Brent oil futures were down $2.06, or 1.7 percent, to $119.95 a barrel at 0033 GMT, while West Texas Intermediate crude was down $2.13, or 1.8 percent, to $118.54 a barrel.
Prices plummeted after Chinese officials warned of a “ferocious” COVID outbreak in Beijing on Sunday and announced plans to undertake widespread testing in the capital until Wednesday.
Concerns about more interest rate rises after Friday’s significant increase in US inflation figures are also impacting global financial markets.

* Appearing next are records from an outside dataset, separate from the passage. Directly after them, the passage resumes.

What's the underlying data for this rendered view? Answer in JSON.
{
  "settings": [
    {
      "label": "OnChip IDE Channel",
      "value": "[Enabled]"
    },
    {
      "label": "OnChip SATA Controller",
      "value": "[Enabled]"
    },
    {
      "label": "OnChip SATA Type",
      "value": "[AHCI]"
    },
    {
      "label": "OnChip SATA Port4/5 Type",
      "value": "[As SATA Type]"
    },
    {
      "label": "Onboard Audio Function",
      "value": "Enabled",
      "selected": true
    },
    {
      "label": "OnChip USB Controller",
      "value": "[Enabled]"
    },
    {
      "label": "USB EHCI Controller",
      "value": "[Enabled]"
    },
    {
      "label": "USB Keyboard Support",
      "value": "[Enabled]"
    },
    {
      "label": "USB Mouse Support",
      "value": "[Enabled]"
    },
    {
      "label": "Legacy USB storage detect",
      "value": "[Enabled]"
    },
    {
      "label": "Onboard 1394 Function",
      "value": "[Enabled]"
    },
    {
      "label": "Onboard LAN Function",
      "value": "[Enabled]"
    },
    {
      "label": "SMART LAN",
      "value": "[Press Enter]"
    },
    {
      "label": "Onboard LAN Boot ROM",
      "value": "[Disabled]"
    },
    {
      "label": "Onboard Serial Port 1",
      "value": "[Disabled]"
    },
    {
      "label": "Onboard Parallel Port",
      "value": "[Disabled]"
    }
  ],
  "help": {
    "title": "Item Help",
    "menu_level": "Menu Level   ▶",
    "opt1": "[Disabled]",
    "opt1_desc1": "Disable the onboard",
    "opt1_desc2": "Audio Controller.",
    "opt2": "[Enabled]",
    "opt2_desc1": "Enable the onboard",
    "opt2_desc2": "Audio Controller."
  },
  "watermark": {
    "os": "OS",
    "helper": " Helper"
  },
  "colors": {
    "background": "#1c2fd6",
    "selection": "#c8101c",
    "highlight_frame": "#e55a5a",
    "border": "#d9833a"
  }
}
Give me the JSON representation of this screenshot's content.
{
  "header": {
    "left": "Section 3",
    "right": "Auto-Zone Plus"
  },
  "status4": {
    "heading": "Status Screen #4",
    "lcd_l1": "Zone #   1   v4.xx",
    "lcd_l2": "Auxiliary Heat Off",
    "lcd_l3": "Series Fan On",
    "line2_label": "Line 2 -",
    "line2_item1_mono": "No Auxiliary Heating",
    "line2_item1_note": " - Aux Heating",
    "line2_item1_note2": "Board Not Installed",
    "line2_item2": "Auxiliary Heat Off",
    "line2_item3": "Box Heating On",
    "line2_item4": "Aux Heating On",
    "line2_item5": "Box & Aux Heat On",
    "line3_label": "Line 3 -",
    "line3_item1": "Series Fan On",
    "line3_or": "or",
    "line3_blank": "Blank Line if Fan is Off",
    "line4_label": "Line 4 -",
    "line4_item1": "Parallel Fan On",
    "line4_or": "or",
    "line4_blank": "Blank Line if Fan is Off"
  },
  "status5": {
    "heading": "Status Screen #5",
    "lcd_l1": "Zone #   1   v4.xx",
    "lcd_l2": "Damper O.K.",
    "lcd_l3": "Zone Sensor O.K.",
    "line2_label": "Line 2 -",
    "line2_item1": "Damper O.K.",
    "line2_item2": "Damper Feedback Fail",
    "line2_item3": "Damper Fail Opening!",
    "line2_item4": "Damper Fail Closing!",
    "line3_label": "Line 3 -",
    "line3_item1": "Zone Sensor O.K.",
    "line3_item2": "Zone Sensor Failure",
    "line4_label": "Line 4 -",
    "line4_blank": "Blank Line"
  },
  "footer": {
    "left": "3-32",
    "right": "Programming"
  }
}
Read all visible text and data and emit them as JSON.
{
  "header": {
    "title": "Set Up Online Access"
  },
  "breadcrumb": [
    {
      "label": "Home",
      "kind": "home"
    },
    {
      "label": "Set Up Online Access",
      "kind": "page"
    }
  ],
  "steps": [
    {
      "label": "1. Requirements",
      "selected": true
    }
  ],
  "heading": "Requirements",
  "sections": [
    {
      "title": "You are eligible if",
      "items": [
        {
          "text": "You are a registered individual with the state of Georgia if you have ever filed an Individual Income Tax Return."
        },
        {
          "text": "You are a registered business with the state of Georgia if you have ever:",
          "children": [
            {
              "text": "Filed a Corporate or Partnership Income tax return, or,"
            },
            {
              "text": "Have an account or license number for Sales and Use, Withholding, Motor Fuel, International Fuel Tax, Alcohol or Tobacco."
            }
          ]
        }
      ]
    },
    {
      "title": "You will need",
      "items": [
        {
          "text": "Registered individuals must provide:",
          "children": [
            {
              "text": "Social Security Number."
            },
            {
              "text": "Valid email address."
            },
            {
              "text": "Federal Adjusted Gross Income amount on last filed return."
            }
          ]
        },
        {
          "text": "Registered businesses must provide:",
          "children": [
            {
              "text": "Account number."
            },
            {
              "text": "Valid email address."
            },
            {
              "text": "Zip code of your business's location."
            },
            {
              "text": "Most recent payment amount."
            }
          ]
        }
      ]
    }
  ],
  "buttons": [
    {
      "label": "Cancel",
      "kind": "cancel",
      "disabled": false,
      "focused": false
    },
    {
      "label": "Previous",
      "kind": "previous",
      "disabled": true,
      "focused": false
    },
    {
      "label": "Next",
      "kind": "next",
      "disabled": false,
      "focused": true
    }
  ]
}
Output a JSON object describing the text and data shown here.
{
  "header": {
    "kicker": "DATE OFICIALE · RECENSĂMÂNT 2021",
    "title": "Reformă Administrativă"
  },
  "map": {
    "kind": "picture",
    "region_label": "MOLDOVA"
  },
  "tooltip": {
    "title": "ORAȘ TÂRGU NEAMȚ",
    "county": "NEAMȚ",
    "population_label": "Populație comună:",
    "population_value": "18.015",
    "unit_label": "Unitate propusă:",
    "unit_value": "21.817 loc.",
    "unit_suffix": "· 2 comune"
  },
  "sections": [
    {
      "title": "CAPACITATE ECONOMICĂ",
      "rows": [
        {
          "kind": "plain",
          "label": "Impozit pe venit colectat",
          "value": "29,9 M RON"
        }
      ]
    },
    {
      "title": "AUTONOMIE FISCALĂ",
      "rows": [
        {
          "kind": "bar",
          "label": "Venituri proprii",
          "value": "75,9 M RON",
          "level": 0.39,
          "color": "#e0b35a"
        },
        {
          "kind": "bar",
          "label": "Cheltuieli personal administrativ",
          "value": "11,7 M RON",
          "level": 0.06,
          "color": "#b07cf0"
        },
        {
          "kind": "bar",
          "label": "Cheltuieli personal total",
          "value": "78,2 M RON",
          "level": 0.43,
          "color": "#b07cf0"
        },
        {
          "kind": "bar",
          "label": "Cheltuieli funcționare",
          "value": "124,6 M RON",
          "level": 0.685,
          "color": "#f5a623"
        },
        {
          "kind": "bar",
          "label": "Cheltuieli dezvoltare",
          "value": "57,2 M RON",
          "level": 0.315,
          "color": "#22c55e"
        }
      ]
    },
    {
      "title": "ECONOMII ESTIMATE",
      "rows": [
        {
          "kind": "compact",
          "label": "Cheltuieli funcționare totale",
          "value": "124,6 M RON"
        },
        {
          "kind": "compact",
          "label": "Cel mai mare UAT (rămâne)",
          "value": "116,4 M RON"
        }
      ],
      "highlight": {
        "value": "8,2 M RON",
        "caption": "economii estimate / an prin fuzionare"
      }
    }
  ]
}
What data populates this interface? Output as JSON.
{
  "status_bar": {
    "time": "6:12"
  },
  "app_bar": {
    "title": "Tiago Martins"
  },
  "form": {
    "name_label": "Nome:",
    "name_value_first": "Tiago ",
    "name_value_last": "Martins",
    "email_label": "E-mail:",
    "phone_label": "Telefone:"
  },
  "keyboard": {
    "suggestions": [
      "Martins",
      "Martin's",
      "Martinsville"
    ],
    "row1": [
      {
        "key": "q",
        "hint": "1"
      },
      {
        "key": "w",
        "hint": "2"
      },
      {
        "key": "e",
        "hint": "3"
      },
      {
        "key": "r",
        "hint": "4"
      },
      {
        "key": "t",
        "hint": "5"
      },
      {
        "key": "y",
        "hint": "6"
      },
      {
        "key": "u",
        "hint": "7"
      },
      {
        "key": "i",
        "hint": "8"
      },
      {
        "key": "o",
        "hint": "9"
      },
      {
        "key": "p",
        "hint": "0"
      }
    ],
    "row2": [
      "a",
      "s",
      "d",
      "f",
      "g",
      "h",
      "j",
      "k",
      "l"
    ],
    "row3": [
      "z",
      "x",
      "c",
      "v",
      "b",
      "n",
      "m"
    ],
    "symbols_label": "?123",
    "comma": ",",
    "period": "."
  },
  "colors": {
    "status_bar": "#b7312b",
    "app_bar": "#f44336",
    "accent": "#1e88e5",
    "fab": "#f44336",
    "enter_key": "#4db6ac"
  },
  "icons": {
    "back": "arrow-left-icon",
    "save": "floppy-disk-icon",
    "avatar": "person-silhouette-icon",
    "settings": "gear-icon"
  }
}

Last week, both global oil benchmarks rose more than 1% on data showing robust oil demand in the world’s top consumer, the United States, despite inflation concerns, and on expectations that consumption in China, the world’s second-largest consumer, would rebound after lockdown measures were lifted on June 1.
Oil producers and refineries are operating at full capacity to meet peak summer demand, while traders keep a careful eye on the impact of labor unrest in Libya, Norway, and South Korea on oil exports and consumption.
Saudi Arabia, the world’s largest exporter, intended to transfer some petroleum from China to Europe in July to bolster supply in the West, dealers said.